DEVLET HER ZAMANKİ DEVLET
Vahşetten çatıya çıkarak kurtulabilen tek canlı tanık üvey anne Nazmiye Çiftçi ile ilçe halkı özel harekat timlerini ve devleti işaret ediyordu. Nazmiye Çiftçi katliamı bütün detaylarıyla savcılara da anlattı. Ancak devlet, hemen PKK’yi sorumlu tuttu ve katliamı da Hayati Engin adlı masum bir yurttaşın üzerine yıkıp işin içinden çıktı.
Diri diri yaktılar
Kürt sorunuyla ilgili çözümsüzlük politikaları gündemdeki yerini korurken, dikkat çekici bir tartışma da süregidiyor. Bir yandan bugün yapılanların 1990’lara dönüş anlamı taşıdığı vurgulanıyor, öbür yandan 1990’larda nelerin olup bittiğine dair tartışmalar yapılıyor. Ancak şu husus hâlâ belirsiz bir şekilde orta yerde duruyor: 1990’larda yaşanan sayısız olay, katliam, infaz, faili meçhul cinayet, köy yakma, işkence olayı bugün kısır bir döngü içinde ve sınırlı bir düzeyde tartışılıyor olsa bile, hâlâ aydınlatılabilmiş değil ve adaletin sağlanması için hâlâ bir irade ortada yok.
Bu haber dosyamızda yer vereceğimiz korkunç olayın hem geçmişi hem bugünü ne demek istediğimize iyi bir örnek oluşturuyor. Bu olayın münferit olmasını isterdik. Ancak ne yazık ki benzer o kadar çok olay var ki, hâlâ aydınlatılamamış, hâlâ adalet yerini bulmamış durumda.

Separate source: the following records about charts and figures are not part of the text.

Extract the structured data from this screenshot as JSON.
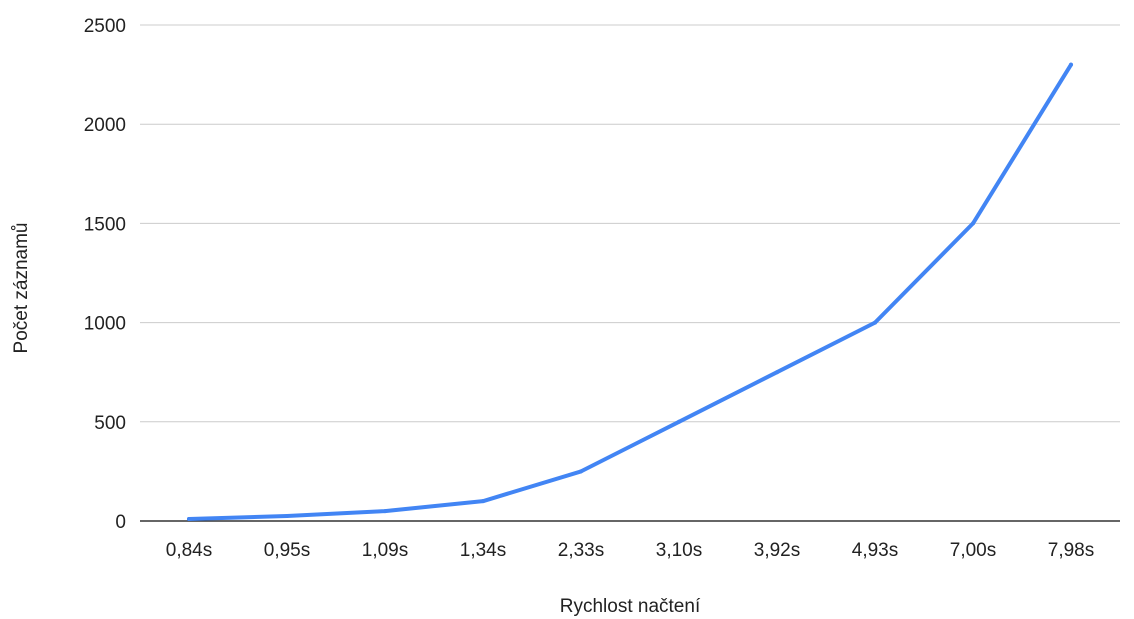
{
  "chart_data": {
    "type": "line",
    "title": "",
    "xlabel": "Rychlost načtení",
    "ylabel": "Počet záznamů",
    "categories": [
      "0,84s",
      "0,95s",
      "1,09s",
      "1,34s",
      "2,33s",
      "3,10s",
      "3,92s",
      "4,93s",
      "7,00s",
      "7,98s"
    ],
    "series": [
      {
        "values": [
          10,
          25,
          50,
          100,
          250,
          500,
          750,
          1000,
          1500,
          2300
        ],
        "color": "#4285f4"
      }
    ],
    "ylim": [
      0,
      2500
    ],
    "yticks": [
      0,
      500,
      1000,
      1500,
      2000,
      2500
    ],
    "grid": true,
    "legend": "none"
  }
}
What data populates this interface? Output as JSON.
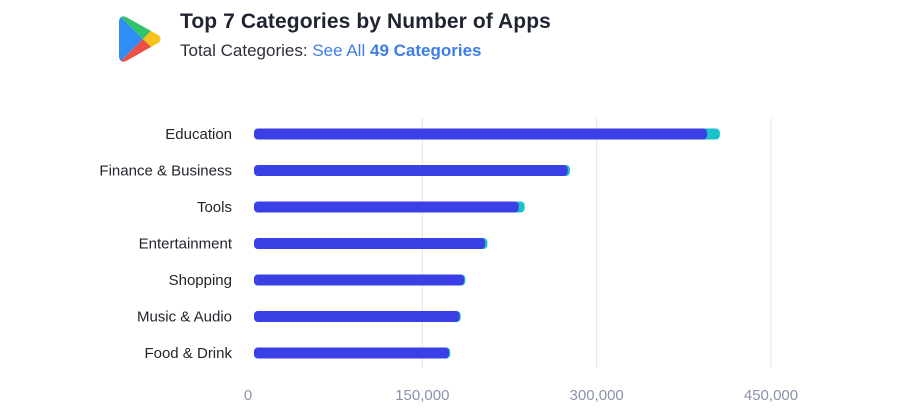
{
  "header": {
    "logo_icon": "google-play-icon",
    "title": "Top 7 Categories by Number of Apps",
    "subtitle_prefix": "Total Categories:",
    "see_all_label": "See All",
    "categories_count_label": "49 Categories"
  },
  "colors": {
    "primary_bar": "#3b3fe6",
    "secondary_bar": "#19c2c9",
    "gridline": "#e2e4ea"
  },
  "chart_data": {
    "type": "bar",
    "orientation": "horizontal",
    "stacked": true,
    "categories": [
      "Education",
      "Finance & Business",
      "Tools",
      "Entertainment",
      "Shopping",
      "Music & Audio",
      "Food & Drink"
    ],
    "series": [
      {
        "values": [
          395000,
          275000,
          233000,
          204000,
          186000,
          182000,
          173000
        ]
      },
      {
        "values": [
          11000,
          2000,
          5000,
          2000,
          1000,
          1000,
          1000
        ]
      }
    ],
    "xticks": [
      "0",
      "150,000",
      "300,000",
      "450,000"
    ],
    "xtick_values": [
      0,
      150000,
      300000,
      450000
    ],
    "xlim": [
      0,
      450000
    ],
    "grid": true
  }
}
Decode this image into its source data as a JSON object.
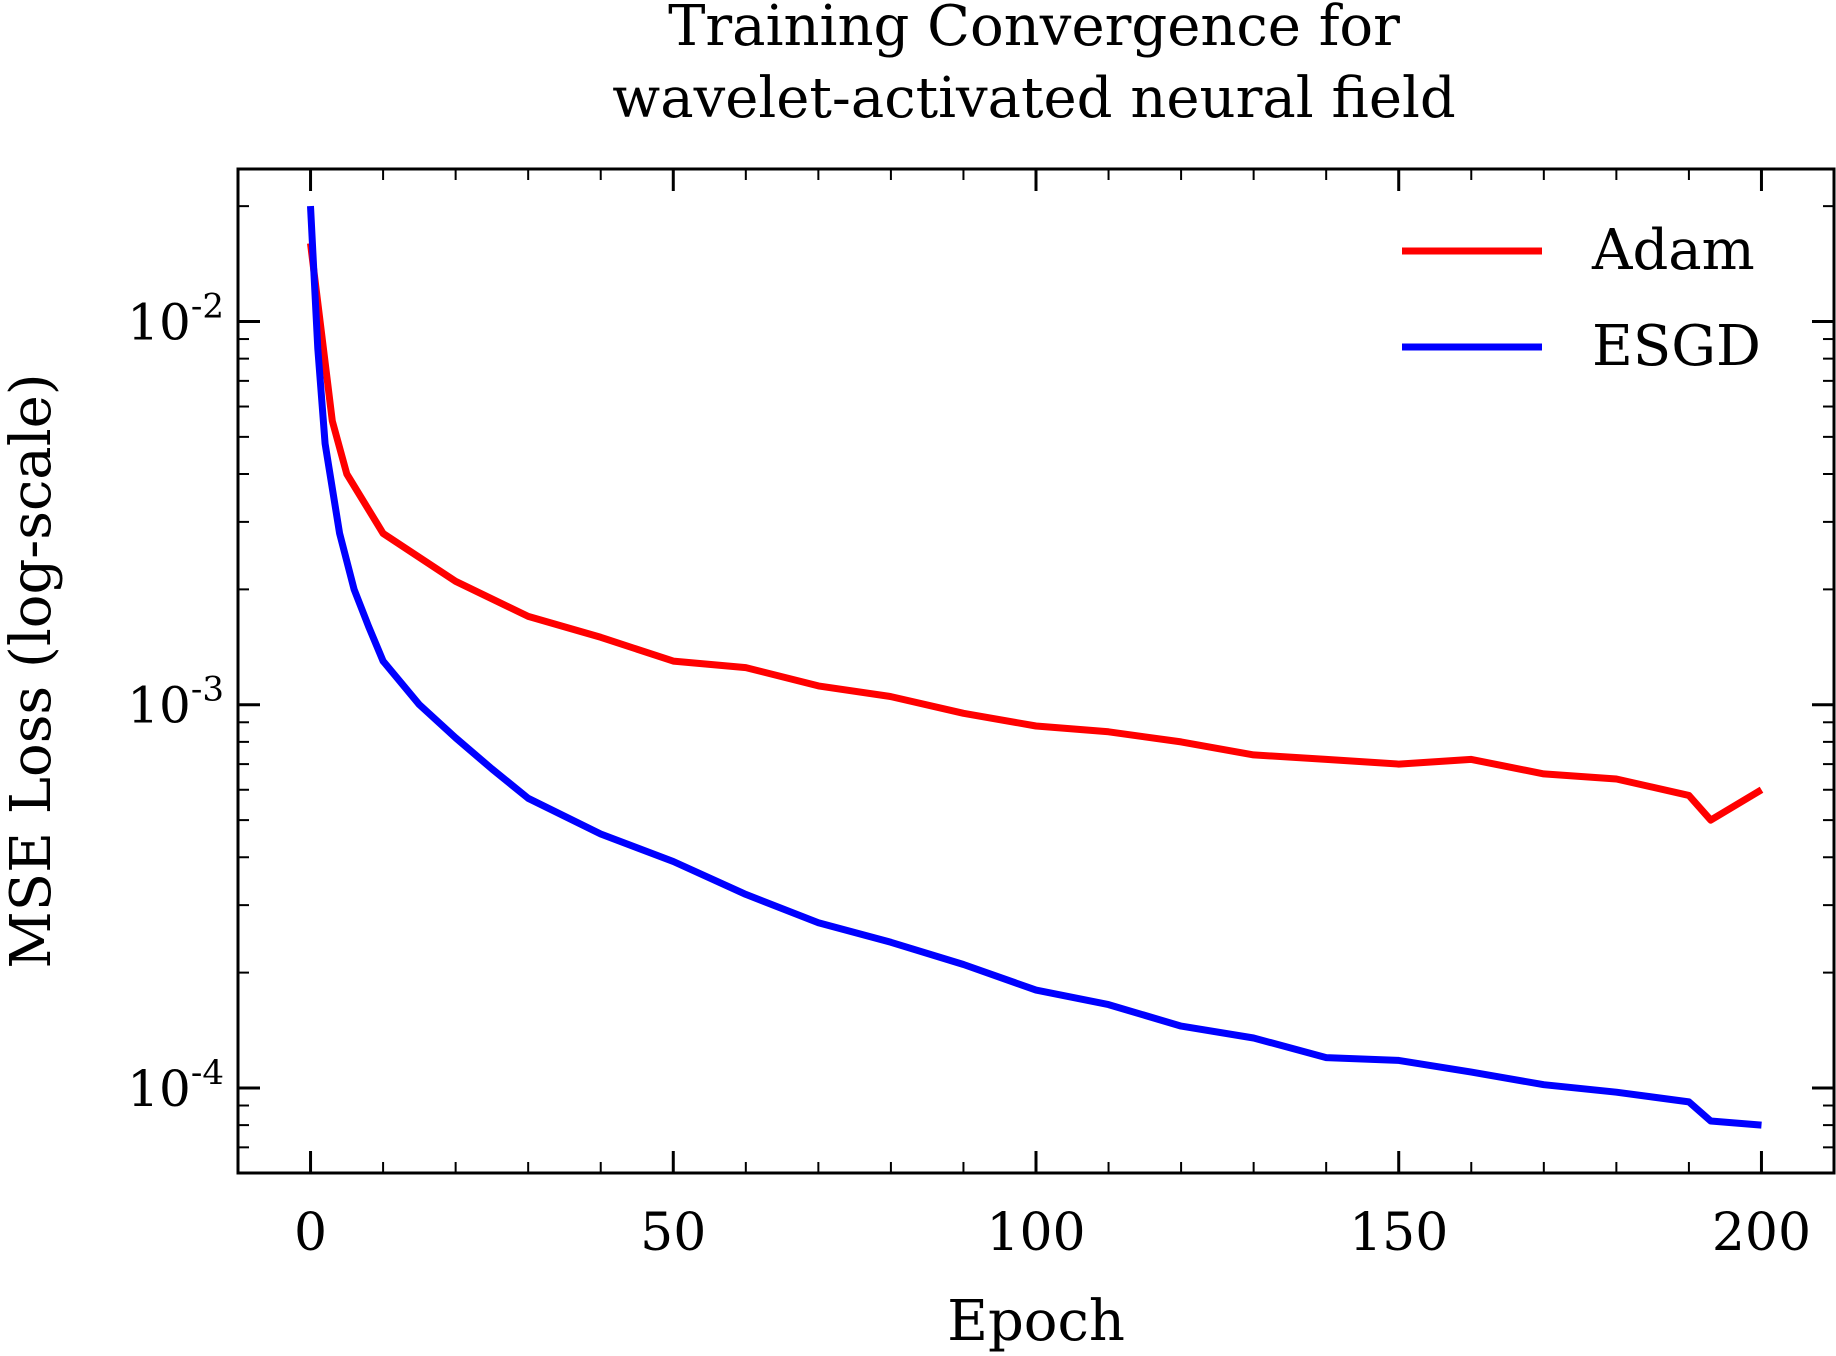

Saatler gece yarısını geçtiğinde, OHAL sessizliğindeki ilçe halkı silah sesleriyle uyandı. Dört bir yandan silah sesleri yükseliyordu. Herkes zaten korku duvarlarıyla örülen ilçede evinin bir köşesine iyice büzüşüp kalakalmıştı. Her yerden kurşun yağıyordu. Mermilerden nasibini almayan neredeyse bir ev, bir işyeri yoktu. Kurşun sesleri kulakları sağır edercesine yükselirken, canlar dişlere takılmış, herkes bu kez de ölümün kendisini es geçmesini diliyordu. Her zaman yaşanan kızılca kıyametin alacağı canların hesabı yapılamıyordu bile ve herkes sıranın kendilerine gelmemesi için dua etmekten başka bir çare bulamıyordu.
Sabahın ilk ışıklarıyla yardım etmek isteyenlerin çaresizliği ve korku dolu bakışları ile cellatların pis sırıtışı aynı yere odaklanıyordu. Alevlerin yuttuğu 6 can... Kırık ayaklı baba, 4 çocuğu ve eşi, korkunç bir şekilde, silah sesleriyle yankılanan gecede yükselen alevler içinde can vermişti. Sabaha onlardan geriye korkunç bir hikaye kaldı ve bu korkunç hikayeyi ömrü boyunca unutamayacak tek tanık üvey anne Nazmiye Çiftçi...
Bu hikaye Agirî’nin (Ağrı) Giyadîn (Diyadin) ilçesinde, 12 Temmuz 1993’te diri diri yakılarak can veren Hacı Burhan Çiftçi ile eşi Mahide; çocukları Ender, Ruken, Şevin ve Canan’ın hikayesiydi. Hacı Burhan, daha 43 yaşındaydı. Kendisiyle birlikte diri diri yakılarak katledilen çocuklarının en büyüğü ise daha 17’sindeydi, en küçükleri Canan’dı ve daha 8 yaşındaydı.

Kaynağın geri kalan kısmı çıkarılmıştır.